União Europeia debaterá segurança energética após escalada com o Irã

A União Europeia convocou formalmente seu grupo de coordenação de gás para uma reunião emergencial nesta quarta-feira, com o objetivo de avaliar os riscos ao abastecimento do bloco diante da escalada bélica no Oriente Médio.

O comitê, composto por representantes dos Estados-membros, monitora o armazenamento e a segurança energética da região, buscando coordenar respostas imediatas a uma crise que já provoca ondas de choque na economia global.

A ofensiva liderada por Estados Unidos e Israel contra o Irã, que agora se expande para o Líbano e gera retaliações de Teerã contra bases aliadas e Estados do Golfo, ameaça interromper a recuperação econômica e reacender as pressões inflacionárias mundialmente.

O impacto nos mercados de energia nesta segunda-feira (2) foi imediato e severo. O petróleo Brent registrou uma alta de 9%, atingindo US$ 78,90 o barril — o maior salto diário desde o início da pandemia de COVID-19 em 2020, superando inclusive a volatilidade vista no início da invasão da Ucrânia pela Rússia.

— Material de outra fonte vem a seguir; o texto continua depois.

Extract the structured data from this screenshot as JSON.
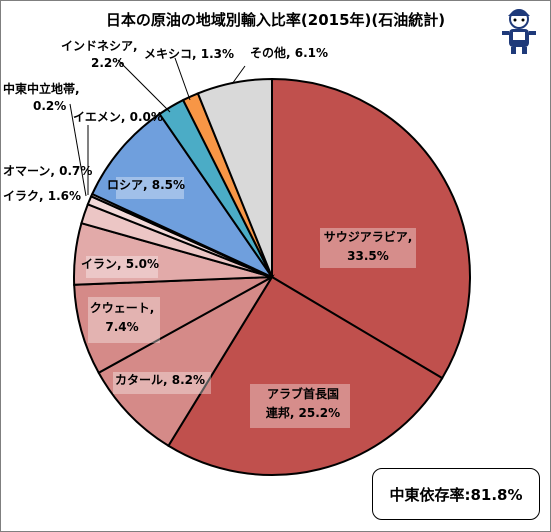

No mercado de gás natural, a situação é ainda mais crítica: os preços de referência na Europa dispararam 37,5%, atingindo o patamar mais alto em um ano. Esse movimento é alimentado pela paralisação estratégica da produção de gás liquefeito no Catar e pelo fechamento preventivo da maior refinaria da Arábia Saudita, somados à interrupção quase total da navegação pelo Estreito de Ormuz, via por onde escoa 20% do suprimento global de óleo.

Diante da instabilidade, o dólar se valorizou e os investidores buscaram refúgio em ativos de segurança, levando o ouro a uma alta de 2,1%, cotado a US$ 5.389 a onça.

Enquanto as bolsas de valores operam em queda, a grande incógnita para o mercado financeiro reside na duração do conflito e na extensão dos danos à infraestrutura energética.

Com a guerra aérea prevista para durar semanas e atingindo pontos nevrálgicos da produção e logística de energia, a capacidade de resposta da União Europeia e a resiliência das cadeias de suprimento globais serão testadas em um nível de estresse raramente visto na história recente.